Wolfgang Thierse und das Fernsehen: Im Würgegriff der Thierses

Wolfgang Thierse donquichottet mal wieder gegen „Talkshows“. Wenn Parteien es besser wissen, bitte: Hier ist Geld, hier ist Frequenz, salbadert die Wohnzimmer leer.

„Ein Platz für Thierse“ – da würde man doch einschalten! Bild: dapd

Bundestagsvizepräsident Wolfgang Thierse, SPD , hat sich für eine Straffung des Lektüre-Angebotes in Wochenzeitschriften ausgesprochen.
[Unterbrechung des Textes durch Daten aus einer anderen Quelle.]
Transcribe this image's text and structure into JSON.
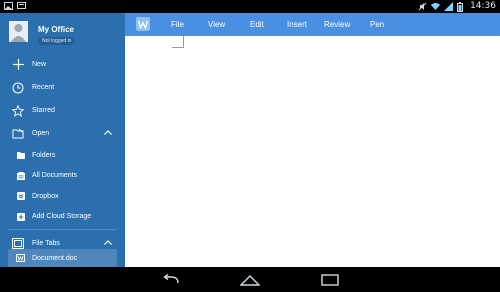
{
  "status_bar": {
    "time": "14:36"
  },
  "sidebar": {
    "profile": {
      "name": "My Office",
      "status": "Not logged in"
    },
    "items": [
      {
        "label": "New",
        "icon": "plus-icon"
      },
      {
        "label": "Recent",
        "icon": "clock-icon"
      },
      {
        "label": "Starred",
        "icon": "star-icon"
      },
      {
        "label": "Open",
        "icon": "folder-open-icon"
      }
    ],
    "open_sub": [
      {
        "label": "Folders",
        "icon": "folder-icon"
      },
      {
        "label": "All Documents",
        "icon": "documents-icon"
      },
      {
        "label": "Dropbox",
        "icon": "dropbox-icon"
      },
      {
        "label": "Add Cloud Storage",
        "icon": "add-cloud-icon"
      }
    ],
    "file_tabs": {
      "label": "File Tabs",
      "icon": "file-tabs-icon"
    },
    "open_document": {
      "label": "Document.doc",
      "icon": "word-document-icon"
    }
  },
  "toolbar": {
    "tabs": [
      "File",
      "View",
      "Edit",
      "Insert",
      "Review",
      "Pen"
    ],
    "accent_color": "#4a90e2"
  },
  "colors": {
    "sidebar": "#2c6fae",
    "selected_tab": "#4f87bd"
  }
}
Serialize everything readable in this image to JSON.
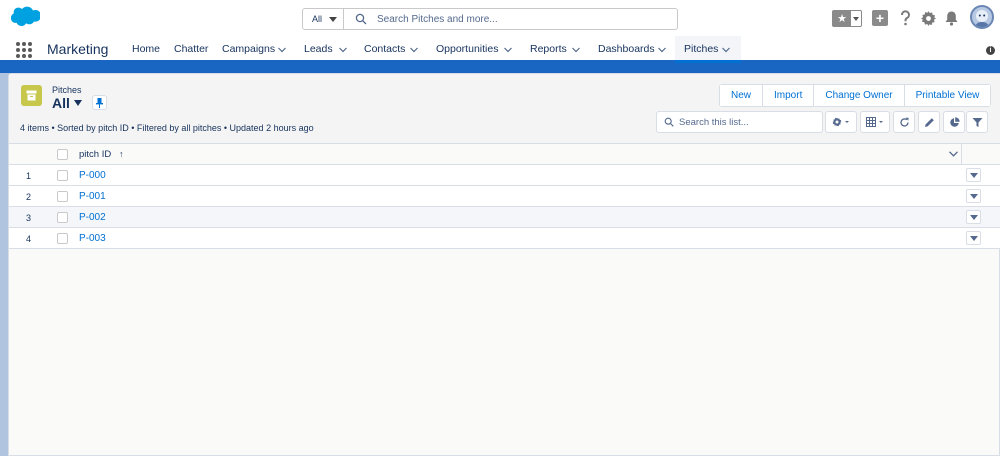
{
  "search": {
    "scope": "All",
    "placeholder": "Search Pitches and more..."
  },
  "app": {
    "name": "Marketing"
  },
  "nav": {
    "items": [
      {
        "label": "Home",
        "dropdown": false
      },
      {
        "label": "Chatter",
        "dropdown": false
      },
      {
        "label": "Campaigns",
        "dropdown": true
      },
      {
        "label": "Leads",
        "dropdown": true
      },
      {
        "label": "Contacts",
        "dropdown": true
      },
      {
        "label": "Opportunities",
        "dropdown": true
      },
      {
        "label": "Reports",
        "dropdown": true
      },
      {
        "label": "Dashboards",
        "dropdown": true
      },
      {
        "label": "Pitches",
        "dropdown": true,
        "active": true
      }
    ]
  },
  "list": {
    "object_label": "Pitches",
    "view_name": "All",
    "summary": "4 items • Sorted by pitch ID • Filtered by all pitches • Updated 2 hours ago",
    "buttons": [
      "New",
      "Import",
      "Change Owner",
      "Printable View"
    ],
    "search_placeholder": "Search this list...",
    "column_header": "pitch ID",
    "sort_indicator": "↑",
    "rows": [
      {
        "num": "1",
        "pitch_id": "P-000"
      },
      {
        "num": "2",
        "pitch_id": "P-001"
      },
      {
        "num": "3",
        "pitch_id": "P-002"
      },
      {
        "num": "4",
        "pitch_id": "P-003"
      }
    ]
  },
  "colors": {
    "brand_blue": "#1865c2",
    "link_blue": "#0070d2",
    "object_icon": "#c6c74b",
    "text": "#16325c"
  },
  "icons": {
    "header": [
      "favorites-star-icon",
      "add-icon",
      "help-icon",
      "setup-gear-icon",
      "notifications-bell-icon",
      "user-avatar"
    ],
    "list_tools": [
      "settings-gear-icon",
      "table-view-icon",
      "refresh-icon",
      "edit-pencil-icon",
      "chart-icon",
      "filter-icon"
    ]
  }
}
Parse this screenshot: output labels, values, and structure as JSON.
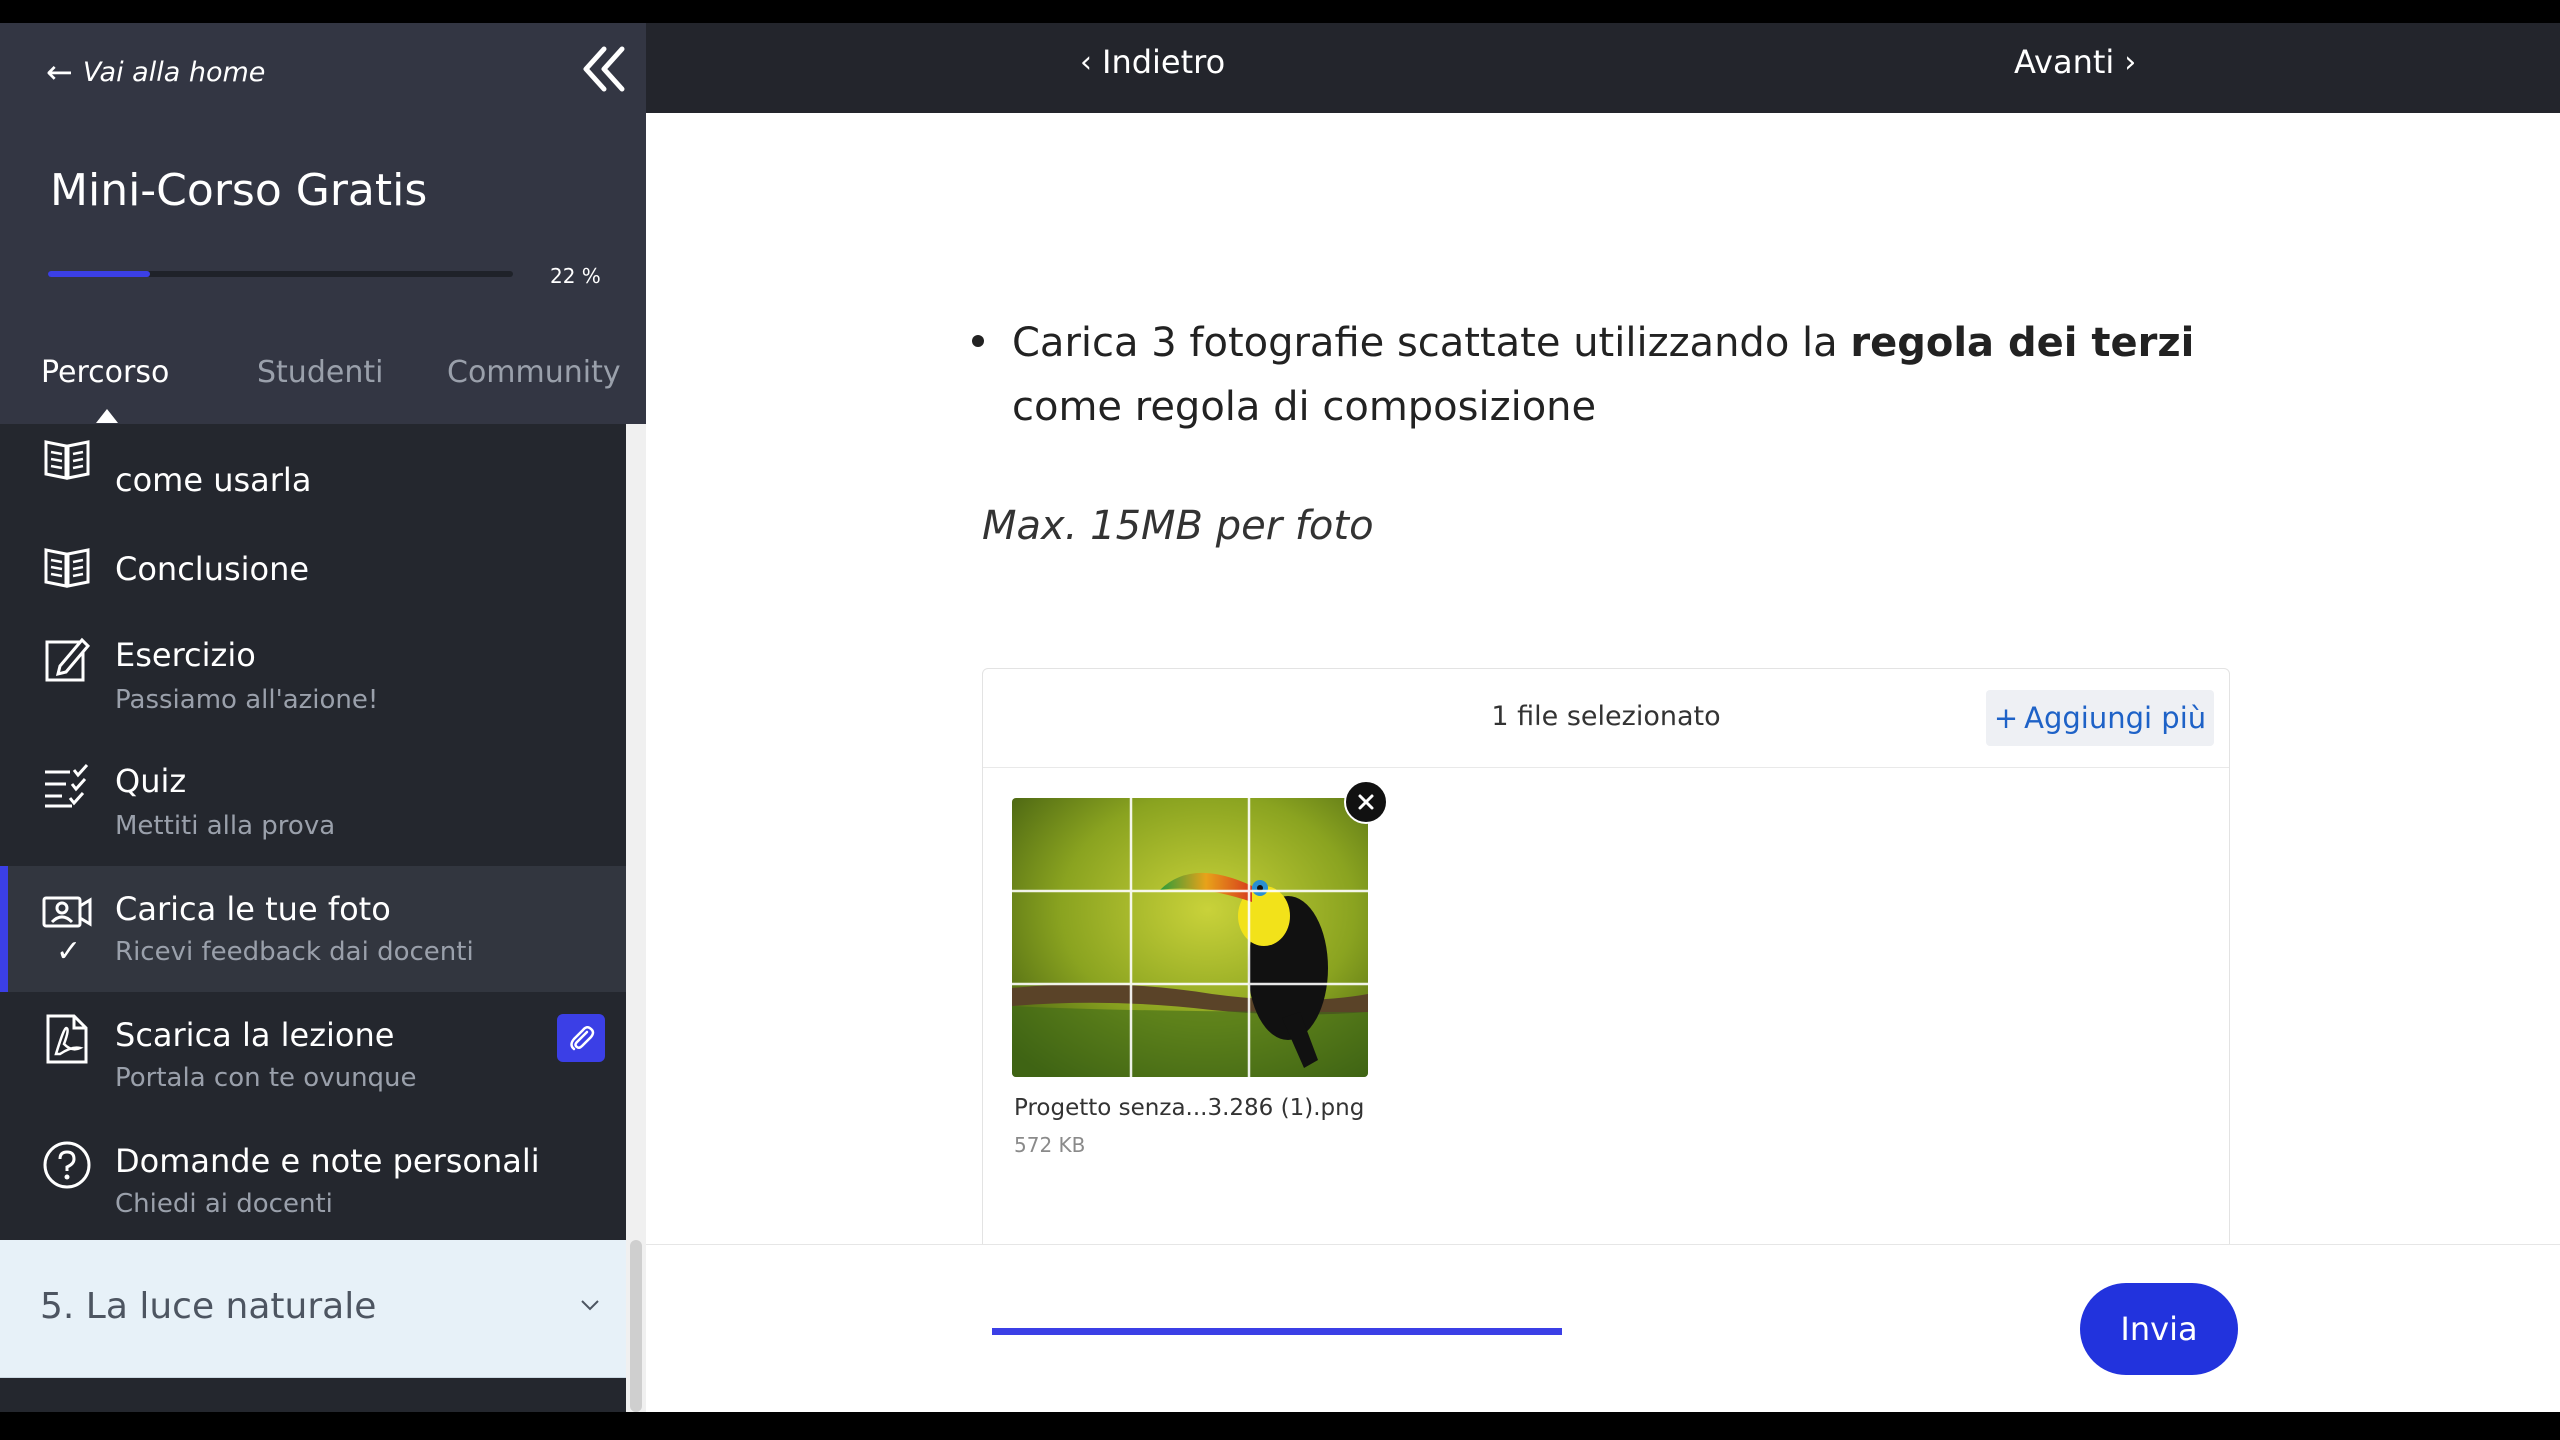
{
  "sidebar": {
    "home_link": "Vai alla home",
    "course_title": "Mini-Corso Gratis",
    "progress_value": 22,
    "progress_label": "22 %",
    "tabs": [
      "Percorso",
      "Studenti",
      "Community"
    ],
    "items": [
      {
        "title": "come usarla",
        "icon": "book-icon"
      },
      {
        "title": "Conclusione",
        "icon": "book-icon"
      },
      {
        "title": "Esercizio",
        "subtitle": "Passiamo all'azione!",
        "icon": "pencil-square-icon"
      },
      {
        "title": "Quiz",
        "subtitle": "Mettiti alla prova",
        "icon": "checklist-icon"
      },
      {
        "title": "Carica le tue foto",
        "subtitle": "Ricevi feedback dai docenti",
        "icon": "camera-upload-icon",
        "status": "✓"
      },
      {
        "title": "Scarica la lezione",
        "subtitle": "Portala con te ovunque",
        "icon": "pdf-icon"
      },
      {
        "title": "Domande e note personali",
        "subtitle": "Chiedi ai docenti",
        "icon": "question-circle-icon"
      }
    ],
    "section": {
      "label": "5. La luce naturale"
    }
  },
  "topbar": {
    "prev_label": "Indietro",
    "next_label": "Avanti"
  },
  "content": {
    "instruction_pre": "Carica 3 fotografie scattate utilizzando la ",
    "instruction_bold": "regola dei terzi",
    "instruction_post": " come regola di composizione",
    "note": "Max. 15MB per foto"
  },
  "uploader": {
    "selected_count": "1 file selezionato",
    "add_more_label": "Aggiungi più",
    "file": {
      "name": "Progetto senza...3.286 (1).png",
      "size": "572 KB"
    }
  },
  "footer": {
    "submit_label": "Invia"
  },
  "colors": {
    "accent": "#3b3fe6",
    "sidebar_bg": "#24272e",
    "link": "#1e62c7"
  }
}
Das „Dossier“ der Zeit lese keine Sau und Spiegel–Eitelscheitel Mattussek „verführe nicht zu intensivem Zuhören“.

Übrig bleiben sollten nach Ansicht Thierses Beilagen, in denen mäßig geschmackvoll frisierte ostdeutsche Sozialdemokraten besserwisserisch aller Welt Noten erteilten. Schließlich zahle er als einziger Deutscher Rundfunkgebühren, weswegen es gerade Hartz-Empfängern und dem Prekariat durchaus zuzumuten sei, nachmittags RTL zu gucken und vom gesellschaftlichen Diskurs ausgeschlossen zu bleiben.

Okay, hat er nicht gesagt, hat er nicht gemeint. Thierse donquichottet seit mehr als einem Jahrzehnt gegen „Talkshows“. Vor gut zehn Jahren sah er sie „mitverantwortlich für den Bedeutungsniedergang des Parlamentes“. Mit der Europäisierung der Politik, der Globalisierung, in einem Bündel von Gründen. Ein redlicher Kaufmann kann sich bei solchem Anlass fragen, ob neben böser Konkurrenz und undankbarer Kundschaft auch Kehricht vor der eigenen Tür zu finden wäre.

Machte man schlechte Fußballspieler zu Vizepräsidenten der Regelkommission, dürfte man sich über Forderungen nach zwei Meter höheren Toren nicht wundern. Und staunen, dass der Videobeweis künftig von sagen wir mal Stevie Wonder ausgewertet werden solle.

Welpenschutz ist nicht

Doch Thierse steht der Welpenschutz nicht zu, den man Menschen zubilligt, die Ihre Karriere wesentlich regelmäßigem Kopfballtraining verdanken. Was immer in des Bräsidenten Schädel schief geht, geschieht auf seine volle Verantwortung. Thierse äußert sich – aktuell erneut – zu einer Zeit und in einem Umfeld, in dem parteipolitisch besetzte Gremien wie die Rundfunkräte von WDR und NDR und der ARD- Programmbeirat sich zu Programmmachern aufgeschwungen haben.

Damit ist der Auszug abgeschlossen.